Dalam kajian hubungan budaya politik dan demokrasi, diakui bahwa agama memiliki peran yang positif terhadap keduanya. Alexis Tocqueville mengungkapkan, agama (sebagai nilai dan asosiasi) secara positif memengaruhi demokrasi di Amerika Serikat. Agama berperan menciptakan kegairahan dan motivasi yang abadi karena ia merupakan sebuah sistem nilai. Interaksi agama dan politik ini yang akhirnya memunculkan kegairahan, motivasi, dan kepentingan manusia.
Melihat adanya hubungan yang saling bersinergi antara nilai agama dan proses demokratisasi, NU sebagai organisasi Islam terbesar di Indonesia memiliki peluang untuk menjadi penggerak utama dalam proses tersebut, religious groups often support democracy (Kalyvas, 1998, 2000; Linz, 1978). NU memiliki karakter khasnya sendiri.
Dengan pola yang bersifat kultural membuat karakter yang lebih plural dan toleran. Hal ini menjadi modal dasar untuk membangun civil religion yang mendukung penguatan demokrasi Indonesia. Penguatan demokrasi dilakukan dengan pendidikan politik bagi masyarakat. Pendidikan demokrasi bagi masyarakat inilah yang akan menentukan keberlanjutan demokrasi di Indonesia.
Namun, proses demokratisasi di Indonesia bukan tanpa halangan pada masa depan. Salah satunya adalah masih adanya pemahaman sebagian kelompok Islam yang memandang Islam dan demokrasi tidak sejalan. Kemudian, demokrasi saat ini di Indonesia hanya ditinjau dari aspek prosedural. Hal ini memiliki peluang pembusukan demokrasi dari kelompok yang memiliki pragmatisme politik untuk kepentingan kekuasaan semata dan menanggalkan kesejahteraan masyarakat. Pendidikan politik masyarakat dalam proses demokratisasi pun mengalami hambatan.

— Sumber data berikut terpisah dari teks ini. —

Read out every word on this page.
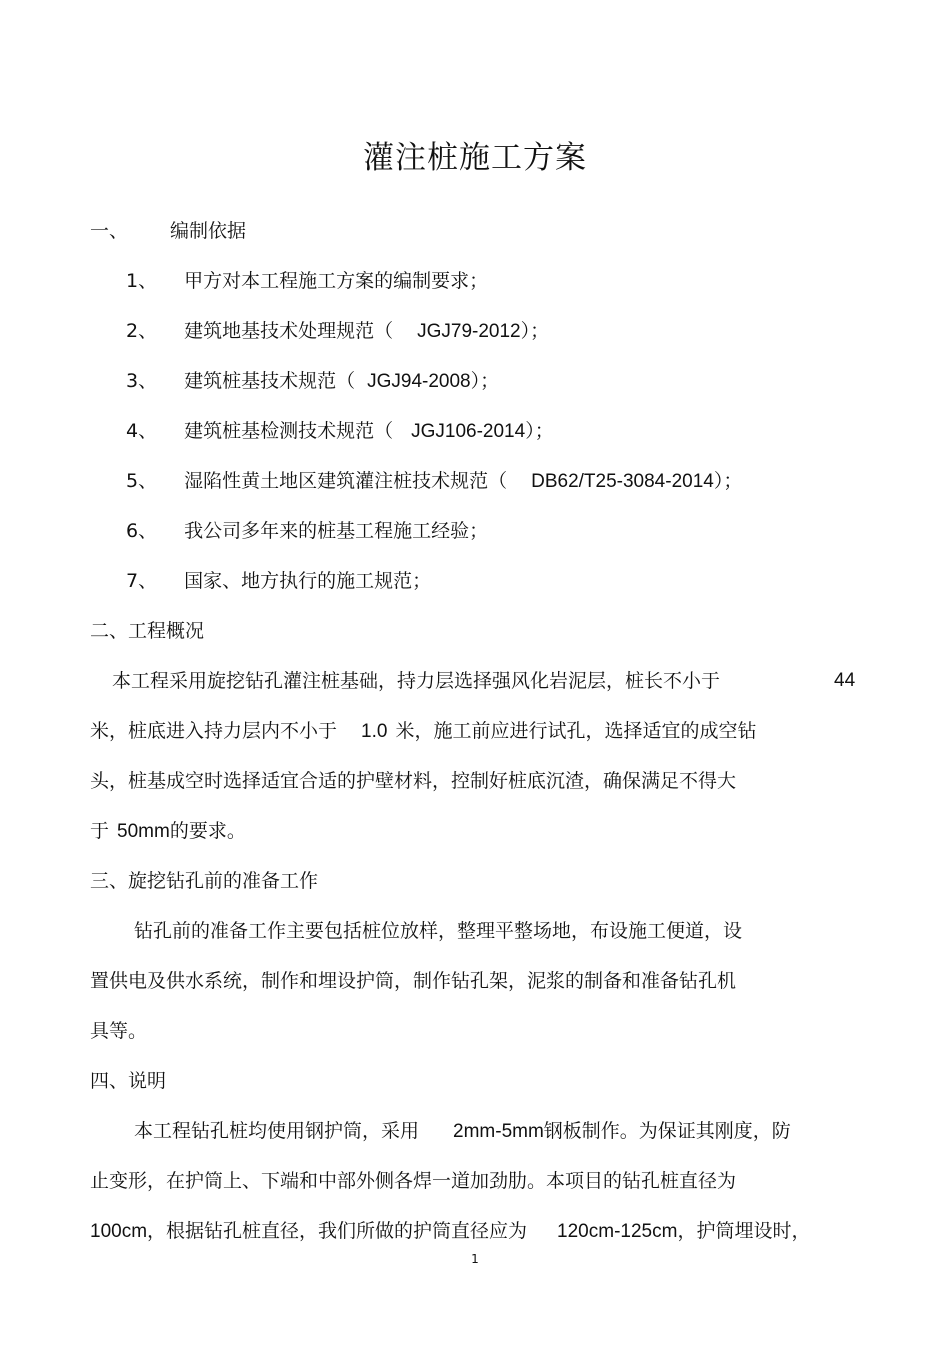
灌注桩施工方案
一、 编制依据
1、 甲方对本工程施工方案的编制要求；
2、 建筑地基技术处理规范（ JGJ79-2012）；
3、 建筑桩基技术规范（ JGJ94-2008）；
4、 建筑桩基检测技术规范（ JGJ106-2014）；
5、 湿陷性黄土地区建筑灌注桩技术规范（ DB62/T25-3084-2014）；
6、 我公司多年来的桩基工程施工经验；
7、 国家、地方执行的施工规范；
二、工程概况
本工程采用旋挖钻孔灌注桩基础，持力层选择强风化岩泥层，桩长不小于	44
米，桩底进入持力层内不小于 1.0 米，施工前应进行试孔，选择适宜的成空钻
头，桩基成空时选择适宜合适的护壁材料，控制好桩底沉渣，确保满足不得大
于 50mm的要求。
三、旋挖钻孔前的准备工作
钻孔前的准备工作主要包括桩位放样，整理平整场地，布设施工便道，设
置供电及供水系统，制作和埋设护筒，制作钻孔架，泥浆的制备和准备钻孔机
具等。
四、说明
本工程钻孔桩均使用钢护筒，采用 2mm-5mm钢板制作。为保证其刚度，防
止变形，在护筒上、下端和中部外侧各焊一道加劲肋。本项目的钻孔桩直径为
100cm，根据钻孔桩直径，我们所做的护筒直径应为 120cm-125cm，护筒埋设时，
1
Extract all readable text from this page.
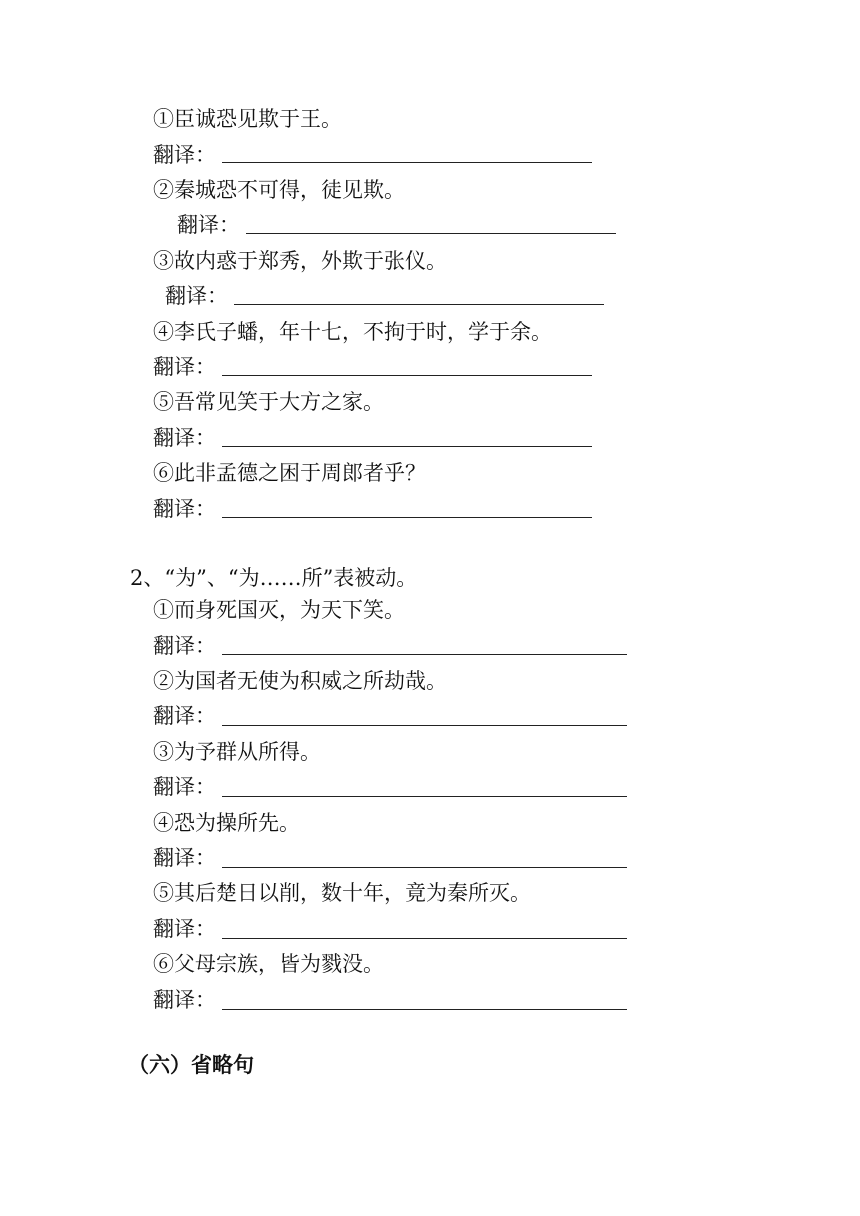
①臣诚恐见欺于王。
翻译：
②秦城恐不可得，徒见欺。
翻译：
③故内惑于郑秀，外欺于张仪。
翻译：
④李氏子蟠，年十七，不拘于时，学于余。
翻译：
⑤吾常见笑于大方之家。
翻译：
⑥此非孟德之困于周郎者乎？
翻译：
2、“为”、“为……所”表被动。
①而身死国灭，为天下笑。
翻译：
②为国者无使为积威之所劫哉。
翻译：
③为予群从所得。
翻译：
④恐为操所先。
翻译：
⑤其后楚日以削，数十年，竟为秦所灭。
翻译：
⑥父母宗族，皆为戮没。
翻译：
（六）省略句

Peran strategis dalam demokratisasi adalah dengan memanfaatkan pesantren sebagai institusi pendidikan. Pendidikan demokrasi dapat berawal dari membangun kesadaran berdemokrasi itu sendiri. Pemahaman yang terbuka dan tetap menjaga tradisi kuat, pesantren menjadi institusi yang efektif secara kultural. Dengan memberikan kesadaran demokrasi yang berlandasakan etika moral agama, diharapkan institusi pesantren melahirkan santri-santri yang dapat mendorong perubahan di masyarakat.
Menurut Wolin, “To become a democrat is to change one’s self, to learn how to act collectively, as a demos. It requires that the individual go ‘public’ and thereby help to constitute a ‘public’ and a ‘open’ politics, in principle accessible for all to take part in it, and visible so that all might see or learn about the deliberation and decision making occuring in public agencies and institusion.” (Sheldon S Wolin, 2008: 289).
Santri akan menjadi agen demokrasi dalam model deliberatif dengan membawa kepentingan umat atau publik di tingkat lokal harus berdasarkan fakta, bukan berdasakan subjektivitas ideologi, berorientasi jauh ke depan bukan demi kepentingan jangka pendek yang memunculkan kompromistis atau dagang sapi, dan melibatkan pendapat semua pihak secara inklusif. Hal ini akan membawa perubahan terhadap penyelenggaraan demokrasi.
Semoga dengan Muktamar NU yang ke-33 ini, NU dapat kembali menjadi garda terdepan bagi penguatan demokrasi Indonesia ke depan. Selamat bermuktamar dan umat menunggu peranannya.